Despite a slow start to its advertising-supported service level, Netflix is likely to outperform its streaming video rivals in the year ahead, a Wall Street analyst says. Netflix stock popped higher Thursday after the analyst gave it a two-step upgrade.
CFRA Research analyst Kenneth Leon upgraded Netflix stock to buy from sell late Wednesday. He had downgraded Netflix to sell from hold on Aug. 18. Also, Leon raised his 12-month price target to 310 from 225.
On the stock market today, Netflix stock jumped 5.1% to close at 291.12.
"We think it will be difficult for competitors to catch Netflix, one of the few profitable streaming providers with global scale," Leon said in a note to clients.
Netflix has a "best-in-class platform for ease in search and personalization." It also is benefiting from buzzy original content such as "Wednesday," "Emily in Paris," "The Witcher: Blood Origin" and "Glass Onion: A Knives Out Mystery," he said.
Netflix Stock Is A Recent Breakout
"Catalysts ahead for Netflix are new revenue streams from advertising, new ad-pay plans ($6.99/month), and new paid sharing efforts to better control sharing of subscription accounts," Leon went on to say.

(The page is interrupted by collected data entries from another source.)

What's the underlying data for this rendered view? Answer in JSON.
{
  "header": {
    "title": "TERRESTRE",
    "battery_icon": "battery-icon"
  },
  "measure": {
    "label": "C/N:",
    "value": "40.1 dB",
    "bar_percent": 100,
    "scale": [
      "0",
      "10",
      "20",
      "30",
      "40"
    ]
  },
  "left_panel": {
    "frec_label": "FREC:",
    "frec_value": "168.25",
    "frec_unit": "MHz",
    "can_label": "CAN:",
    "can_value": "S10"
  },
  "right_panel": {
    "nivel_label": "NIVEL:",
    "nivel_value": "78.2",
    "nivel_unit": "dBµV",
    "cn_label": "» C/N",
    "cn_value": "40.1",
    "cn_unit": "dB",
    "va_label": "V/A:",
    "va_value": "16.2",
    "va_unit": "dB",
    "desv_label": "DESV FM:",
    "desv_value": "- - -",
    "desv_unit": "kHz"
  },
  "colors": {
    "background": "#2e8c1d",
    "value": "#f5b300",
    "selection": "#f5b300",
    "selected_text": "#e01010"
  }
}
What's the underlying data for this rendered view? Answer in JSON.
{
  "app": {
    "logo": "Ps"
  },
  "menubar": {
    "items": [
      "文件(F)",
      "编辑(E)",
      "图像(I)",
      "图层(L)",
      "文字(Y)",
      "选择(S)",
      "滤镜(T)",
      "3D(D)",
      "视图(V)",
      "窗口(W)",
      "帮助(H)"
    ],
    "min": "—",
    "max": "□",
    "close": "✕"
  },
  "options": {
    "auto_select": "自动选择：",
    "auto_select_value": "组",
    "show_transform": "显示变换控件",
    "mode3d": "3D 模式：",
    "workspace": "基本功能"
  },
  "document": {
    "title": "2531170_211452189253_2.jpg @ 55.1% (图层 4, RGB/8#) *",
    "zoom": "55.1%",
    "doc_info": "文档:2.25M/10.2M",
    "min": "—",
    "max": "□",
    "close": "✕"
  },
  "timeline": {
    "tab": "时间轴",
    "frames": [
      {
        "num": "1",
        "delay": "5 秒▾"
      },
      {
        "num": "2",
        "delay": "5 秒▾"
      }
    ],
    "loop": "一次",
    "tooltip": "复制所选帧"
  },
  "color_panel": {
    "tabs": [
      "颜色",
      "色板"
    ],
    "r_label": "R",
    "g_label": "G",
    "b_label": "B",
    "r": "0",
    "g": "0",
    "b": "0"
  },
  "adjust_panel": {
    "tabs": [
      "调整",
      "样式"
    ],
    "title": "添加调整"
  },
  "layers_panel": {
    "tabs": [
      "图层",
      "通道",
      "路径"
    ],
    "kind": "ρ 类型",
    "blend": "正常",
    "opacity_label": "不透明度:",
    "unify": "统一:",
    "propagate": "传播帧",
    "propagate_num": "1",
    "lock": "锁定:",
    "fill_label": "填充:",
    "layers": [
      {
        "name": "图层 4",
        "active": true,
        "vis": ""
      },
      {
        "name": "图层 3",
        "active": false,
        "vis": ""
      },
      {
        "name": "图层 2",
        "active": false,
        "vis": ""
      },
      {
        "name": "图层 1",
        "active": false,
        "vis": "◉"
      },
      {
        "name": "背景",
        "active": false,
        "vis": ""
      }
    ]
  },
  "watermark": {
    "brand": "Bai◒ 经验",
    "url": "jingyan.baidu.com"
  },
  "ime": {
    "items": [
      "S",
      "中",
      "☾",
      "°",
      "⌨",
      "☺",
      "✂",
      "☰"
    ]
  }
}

The internet television network launched its lower-cost Netflix Basic with Ads service on Nov. 3. But earlier this month, Digiday reported that the ad-supported tier had fallen short of viewership guarantees made to advertisers. Netflix stock plunged 8.6% on the news on Dec. 15.
Other analysts are cautious about Netflix's prospects in the year ahead.
Needham analyst Laura Martin reiterated her hold rating on Netflix stock in her note to clients last week. She said Netflix faces increased churn and lower average revenue per user in 2023. Those factors will pressure the company's subscriber and revenue growth outlook, Martin said.
On Oct. 19, Netflix stock broke out of a nine-week consolidation period at a buy point of 252.09, according to IBD MarketSmith charts. That breakout occurred after the company delivered an upbeat third-quarter report.